What solution to the “problem” of health insurance would an advocate of the the principles of individual rights, look like? First, we should probably be clear on what exactly we mean by insurance.
Insurance: Act of insuring, or assuring, against loss or damage by a contingent event.
Insure: to secure against a loss by a contingent event, on certain stipulated conditions, or at a given rate or premium.
Contingent: liable, but not certain, to occur
So taken together we get the fact that insurance is a means of protecting against a loss from some event which is not certain to occur. In the area of health care this means that insurance is a means to protect against financial loss due to unforeseen events such as illness or accident but not to costs of events that are predictable, regular office visits for example. This is obviously not what we have today under the concept of insurance.
Perhaps the government could remove regulations which would allow out of state health insurance companies, not just in regional states but from all states, to offer policies. (Vermont currently only permits two companies to offer policies.) At the same time they can remove the regulations that mandate coverage. This would certainly result in health insurance rates going down for most people between being able to choose what coverage they actually need, as opposed to what some bureaucrat decides they need, and the simple pressure of competition to keep rates low. Perhaps it would even become like automobile insurance where insurance agents call their customers and inform them when they have found better coverage at a lower price, as recently happened with my car insurance.
While competition would go a long ways to lowering rates, there would also develop something like an “insurance union,” a group formed on the credit union model, or “insurance clubs,” formed on something like a Sam’s Club model, which would allow members to get better rates on insurance by bargaining with insurers as a group. As long as the government, other than protecting citizens from force and fraud, stays out of the marketplace, who knows what innovations would be developed which would lead to better, more affordable care.

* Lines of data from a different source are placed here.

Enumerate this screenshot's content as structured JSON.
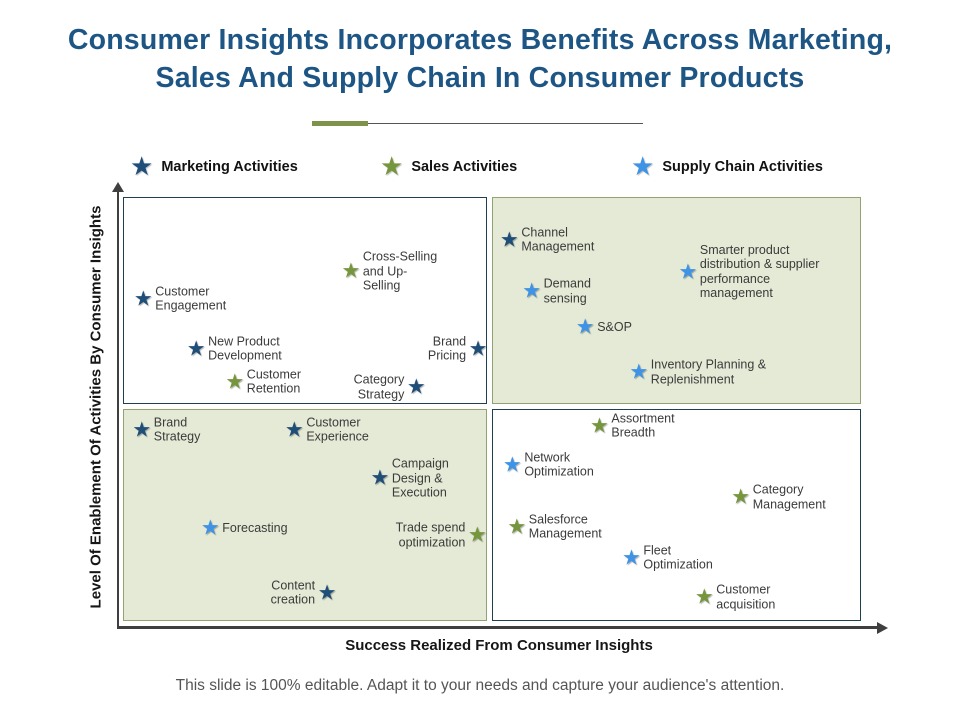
{
  "slide": {
    "title": "Consumer Insights Incorporates Benefits Across Marketing,\nSales And Supply Chain In Consumer Products",
    "footer": "This slide is 100% editable. Adapt it to your needs and capture your audience's attention."
  },
  "palette": {
    "title_color": "#1d5585",
    "marketing": "#1f4e79",
    "sales": "#76963d",
    "supply_chain": "#3e93e6",
    "quadrant_green": "#e4ead5",
    "quadrant_white": "#ffffff",
    "quadrant_border_navy": "#21404f",
    "quadrant_border_green": "#93a271",
    "axis_color": "#3f3f3f",
    "divider_olive": "#7d934a"
  },
  "legend": {
    "items": [
      {
        "label": "Marketing Activities",
        "series": "marketing"
      },
      {
        "label": "Sales Activities",
        "series": "sales"
      },
      {
        "label": "Supply Chain Activities",
        "series": "supply_chain"
      }
    ]
  },
  "chart_data": {
    "type": "scatter",
    "title": "Consumer insights benefit map",
    "xlabel": "Success Realized From Consumer Insights",
    "ylabel": "Level Of Enablement Of Activities By Consumer Insights",
    "x_range": [
      0,
      100
    ],
    "y_range": [
      0,
      100
    ],
    "grid": false,
    "legend_position": "top",
    "marker": "star",
    "quadrants": {
      "top_left_fill": "white",
      "top_right_fill": "green",
      "bottom_left_fill": "green",
      "bottom_right_fill": "white"
    },
    "series": [
      {
        "name": "Marketing Activities",
        "color_key": "marketing",
        "points": [
          {
            "label": "Customer\nEngagement",
            "x": 3.4,
            "y": 76.2,
            "label_side": "right"
          },
          {
            "label": "New Product\nDevelopment",
            "x": 10.5,
            "y": 64.5,
            "label_side": "right"
          },
          {
            "label": "Brand\nPricing",
            "x": 48.4,
            "y": 64.5,
            "label_side": "left"
          },
          {
            "label": "Category\nStrategy",
            "x": 40.1,
            "y": 55.6,
            "label_side": "left"
          },
          {
            "label": "Channel\nManagement",
            "x": 52.6,
            "y": 90.0,
            "label_side": "right"
          },
          {
            "label": "Brand\nStrategy",
            "x": 3.2,
            "y": 45.6,
            "label_side": "right"
          },
          {
            "label": "Customer\nExperience",
            "x": 23.7,
            "y": 45.6,
            "label_side": "right"
          },
          {
            "label": "Campaign\nDesign &\nExecution",
            "x": 35.2,
            "y": 34.3,
            "label_side": "right"
          },
          {
            "label": "Content\ncreation",
            "x": 28.1,
            "y": 7.5,
            "label_side": "left"
          }
        ]
      },
      {
        "name": "Sales Activities",
        "color_key": "sales",
        "points": [
          {
            "label": "Cross-Selling\nand Up-\nSelling",
            "x": 31.3,
            "y": 82.7,
            "label_side": "right"
          },
          {
            "label": "Customer\nRetention",
            "x": 15.7,
            "y": 56.8,
            "label_side": "right"
          },
          {
            "label": "Trade spend\noptimization",
            "x": 48.3,
            "y": 21.0,
            "label_side": "left"
          },
          {
            "label": "Assortment\nBreadth",
            "x": 64.7,
            "y": 46.5,
            "label_side": "right"
          },
          {
            "label": "Category\nManagement",
            "x": 83.7,
            "y": 29.9,
            "label_side": "right"
          },
          {
            "label": "Salesforce\nManagement",
            "x": 53.6,
            "y": 22.9,
            "label_side": "right"
          },
          {
            "label": "Customer\nacquisition",
            "x": 78.8,
            "y": 6.5,
            "label_side": "right"
          }
        ]
      },
      {
        "name": "Supply Chain Activities",
        "color_key": "supply_chain",
        "points": [
          {
            "label": "Demand\nsensing",
            "x": 55.6,
            "y": 78.0,
            "label_side": "right"
          },
          {
            "label": "S&OP",
            "x": 62.8,
            "y": 69.6,
            "label_side": "right"
          },
          {
            "label": "Smarter product\ndistribution & supplier\nperformance\nmanagement",
            "x": 76.6,
            "y": 82.5,
            "label_side": "right"
          },
          {
            "label": "Inventory Planning &\nReplenishment",
            "x": 70.0,
            "y": 59.1,
            "label_side": "right"
          },
          {
            "label": "Forecasting",
            "x": 12.4,
            "y": 22.7,
            "label_side": "right"
          },
          {
            "label": "Network\nOptimization",
            "x": 53.0,
            "y": 37.4,
            "label_side": "right"
          },
          {
            "label": "Fleet\nOptimization",
            "x": 69.0,
            "y": 15.7,
            "label_side": "right"
          }
        ]
      }
    ]
  }
}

Health Insurance and Employment
To separate health insurance from employment, perhaps a rights respecting government would look at the root reason why insurance became attached to employment. It was government intervention in the 1940s which led to the entwining of employment and insurance in the first place. By first freezing wages due to the war but allowing businesses to freely offer fringe benefits, such as insurance, to attract workers and then giving such benefits special tax consideration, the government provided significant incentives for insurance to become linked to employment. A good place to begin to reverse this would be giving the same tax benefits to those who pay for their own insurance as those who get it via their employer. (A better place would be to remove the tax break altogether and simply lower tax rates for everyone.)
The “goal” of universal coverage would be abandoned by an advocate of individual rights. The real meaning of universal coverage is that the government will use its force either to compel people to buy insurance or to collect taxes to provide insurance for everyone. Whether it makes sense for a person to have insurance or that they would choose a different level of coverage, or no coverage at all, would be irrelevant under such a system. People need to be left alone to make their own choices, based on their own rational (hopefully) evaluation of their situation, and they need to be left free to buy the health insurance that best meets their needs in light of these choices. Or not buy it.
For those who claim that the people who choose to be uninsured would be a burden on everyone else when they get ill, I would simply ask “Why?” Why should a debt incurred for medical treatment be treated differently than another type of debt? The person who incurs the debt is responsible for working towards repaying it.
For the minority of people in a free society who truly cannot afford to pay for their health care there would a multitude of charitable organizations to offer financial assistance in paying for insurance and/or care, and charitable hospitals that would provide care at no cost. Prior to the advent of the welfare state, large cities often had directories listing hundreds and hundreds of such charitable organizations. For those who may claim it is not fair to “force” people to accept charity, it is no less charity if it comes from the government rather than from a private group and it is infinitely more moral when it comes from an organization supported by voluntary donations rather than from a government supported by coercive taxes.
Obviously these suggestions won’t fix everything that is wrong with the current system, but they would point us, not in a new direction, but in a direction we have not faced in over 70 years. There are certainly complicated issues to be resolved such as pre-existing conditions, which strictly speaking would not be an issue of insurance, that would still need to be resolved. These suggestions would however give us a market system based on the freedom. It would be a system that respects the individual’s right to choose what insurance, if any, best suited their personal context, encouraging them to assume responsibility for their own lives.
On December 30th a piece by Dr. Paul Hsieh appeared in Forbes titled The New Congress Should Propose Free-Market Health Care Reforms which contains a much more detailed list than what I wrote, but it was nice to see many of my suggestions are also in his list.